COLUMBUS, Wis.— The U.S. housing market is bracing for what could be its steepest correction in more than a decade, as swelling inventories, slumping demand, and rising distress signals point to years of declining prices, according to a stark new outlook from Michael Eisenga, CEO of First American Properties.
“Home prices across the nation are entering a prolonged period of downward adjustment,” said Eisenga. “What we’re seeing is not just a temporary slowdown—it’s the beginning of a broader recalibration that could last for years.”
Housing inventory has jumped nearly 30% year-over-year, while transaction volumes have hit record lows during what are typically peak sales seasons, indicating softening demand, Eisenga said.
Distressed and motivated selling are on the rise.

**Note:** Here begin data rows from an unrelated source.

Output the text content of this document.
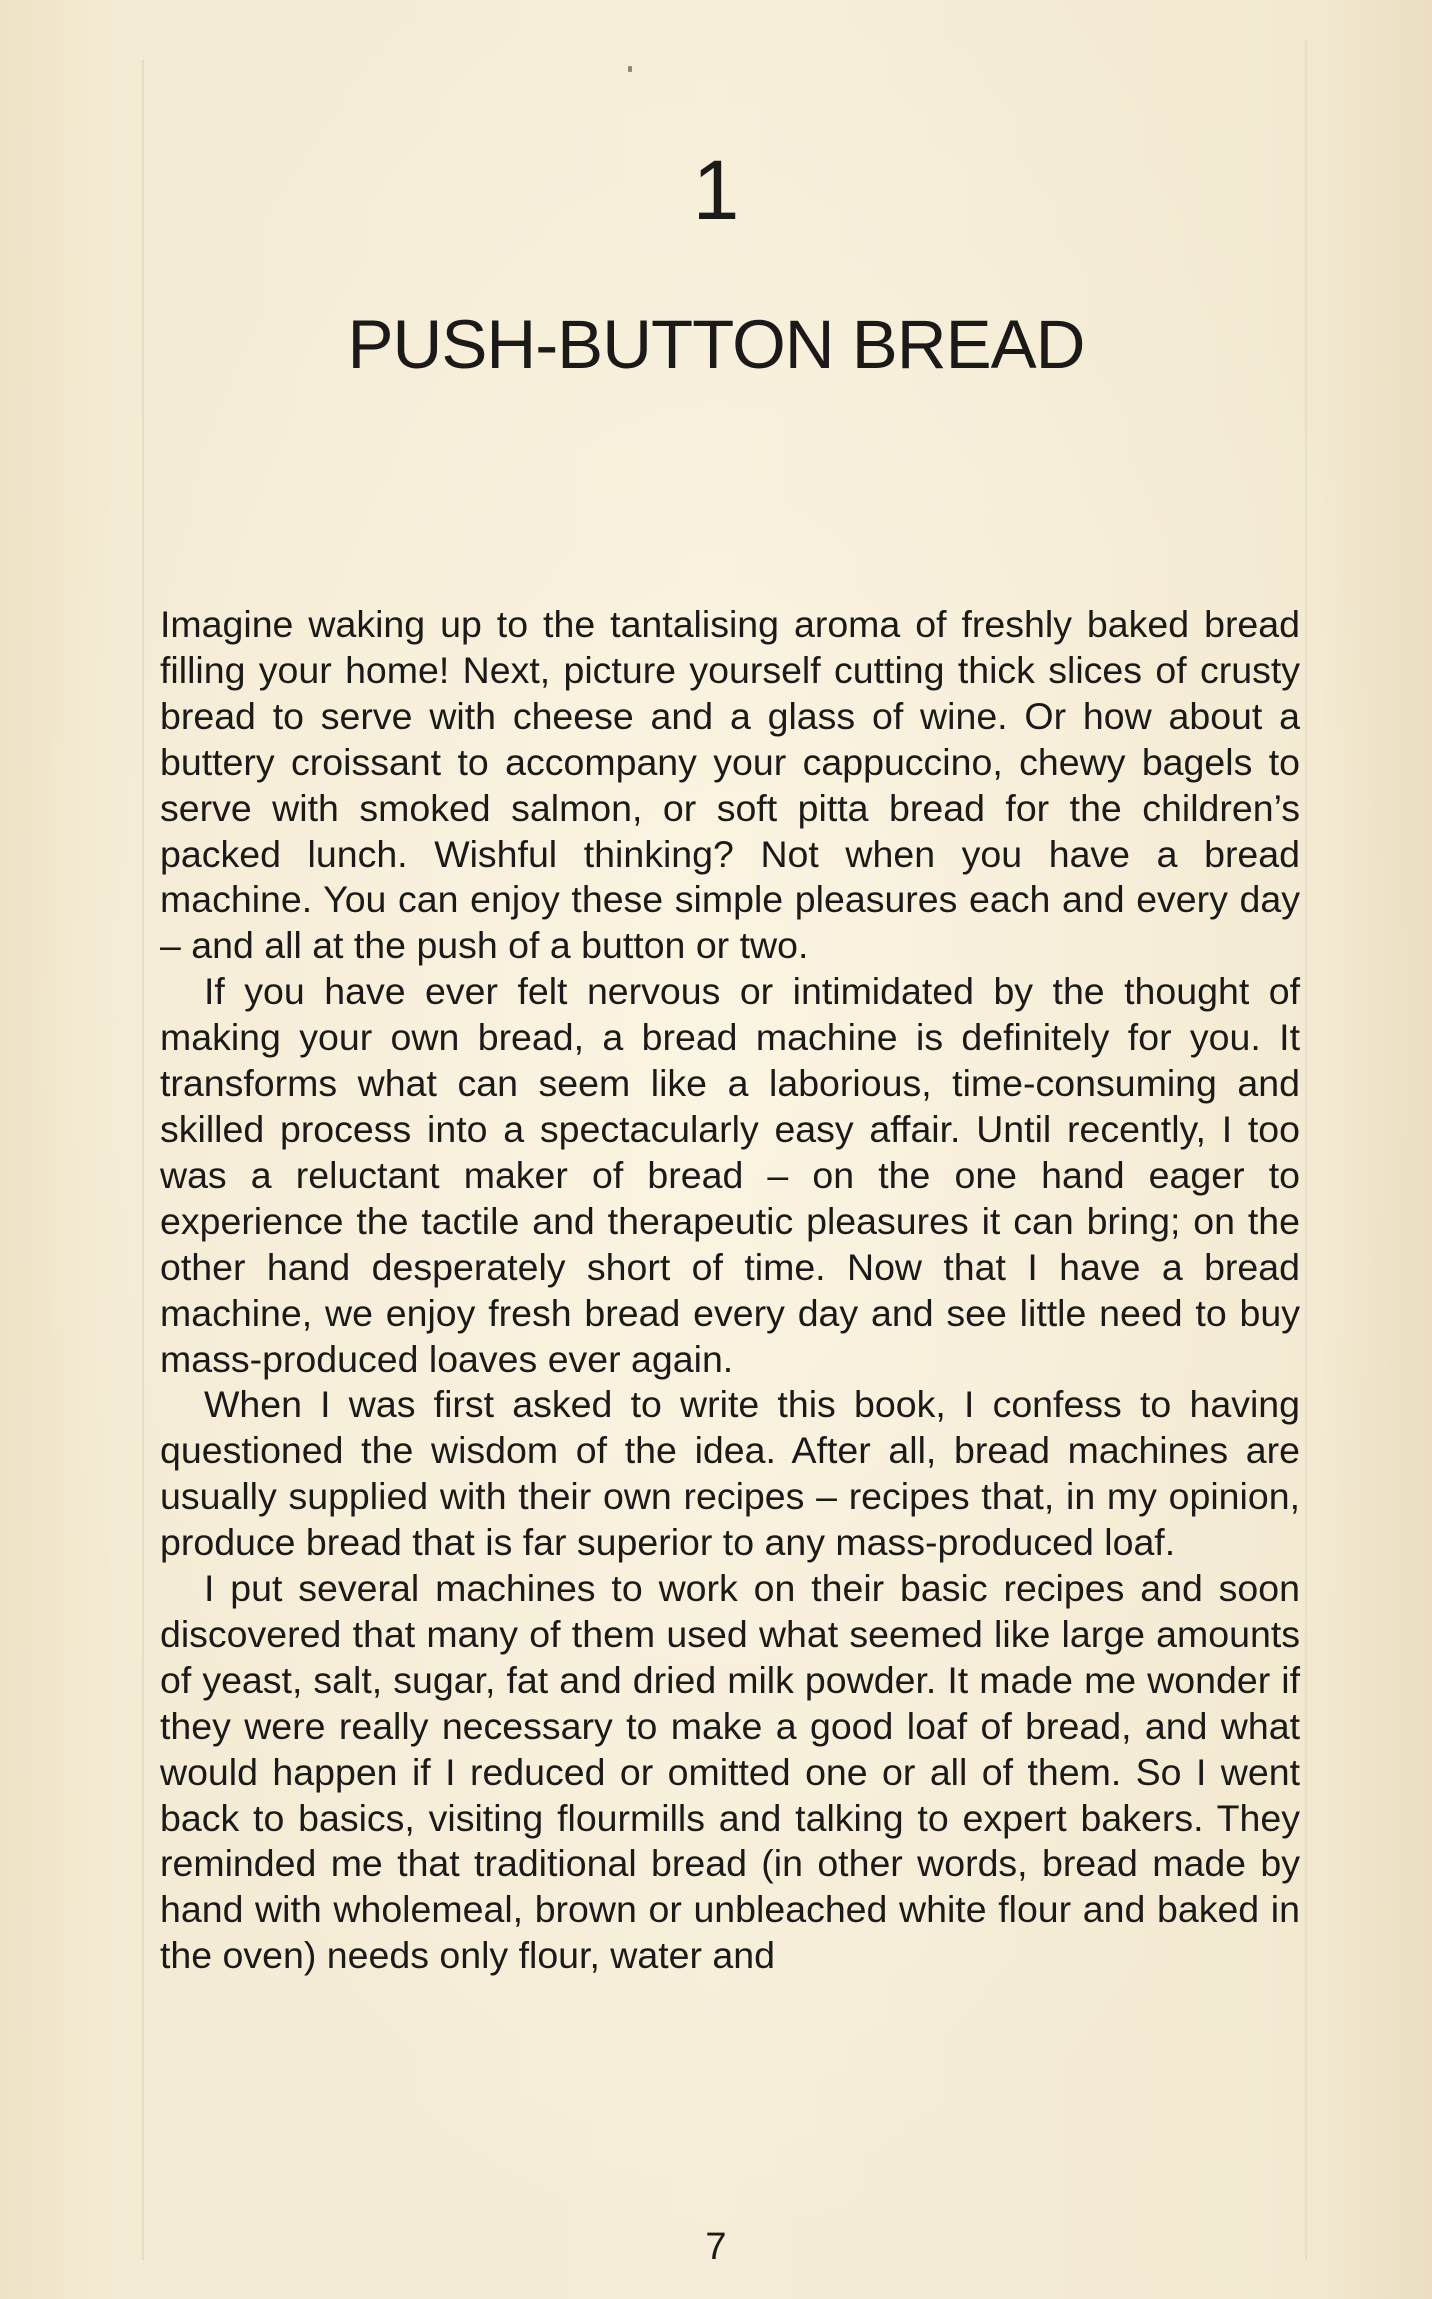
1
PUSH-BUTTON BREAD

Imagine waking up to the tantalising aroma of freshly baked bread filling your home! Next, picture yourself cutting thick slices of crusty bread to serve with cheese and a glass of wine. Or how about a buttery croissant to accompany your cappuccino, chewy bagels to serve with smoked salmon, or soft pitta bread for the children’s packed lunch. Wishful thinking? Not when you have a bread machine. You can enjoy these simple pleasures each and every day – and all at the push of a button or two.

If you have ever felt nervous or intimidated by the thought of making your own bread, a bread machine is definitely for you. It transforms what can seem like a laborious, time-consuming and skilled process into a spectacularly easy affair. Until recently, I too was a reluctant maker of bread – on the one hand eager to experience the tactile and therapeutic pleasures it can bring; on the other hand desperately short of time. Now that I have a bread machine, we enjoy fresh bread every day and see little need to buy mass-produced loaves ever again.

When I was first asked to write this book, I confess to having questioned the wisdom of the idea. After all, bread machines are usually supplied with their own recipes – recipes that, in my opinion, produce bread that is far superior to any mass-produced loaf.

I put several machines to work on their basic recipes and soon discovered that many of them used what seemed like large amounts of yeast, salt, sugar, fat and dried milk powder. It made me wonder if they were really necessary to make a good loaf of bread, and what would happen if I reduced or omitted one or all of them. So I went back to basics, visiting flourmills and talking to expert bakers. They reminded me that traditional bread (in other words, bread made by hand with wholemeal, brown or unbleached white flour and baked in the oven) needs only flour, water and

7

An increasing number of homeowners, including those previously holding out, are now listing their properties amid rising delinquency rates reminiscent of pre-2008 indicators. There are projected home price declines, Eisenga said.
A national average decline of approximately 5% is expected by early 2026 if current conditions persist, Eisenga noted.
Longer-term, cumulative declines could reach 25–45% over the coming years before the market stabilizes, he said.
Eisenga said industry forecasts suggest a broad 9% drop in home prices next year, with certain high-growth regions potentially seeing sharper corrections.
With rate buydown programs expiring and growing burdens from taxes and insurance, more households face financial strain, pushing some toward foreclosure or urgent sales, Eisenga added.
Markets in Florida, Texas, and parts of California face excessive inventory, worsening the imbalance between supply and demand. Demographic pressures and investor dynamics, aging Baby Boomers offloading properties, combined with increasing institutional ownership, are reshaping the housing landscape—reducing affordability and traditional entry points for first-time buyers, Eisenga said.
Eisenga emphasized the U.S. housing market is undergoing a structural correction—not merely a cyclical dip.
“This is may not end up being 2008 all over again, but it’s not a soft landing either,” he added. “Stakeholders across the board, whether buying, selling, or lending must remain cautious and prepare for sustained headwinds.”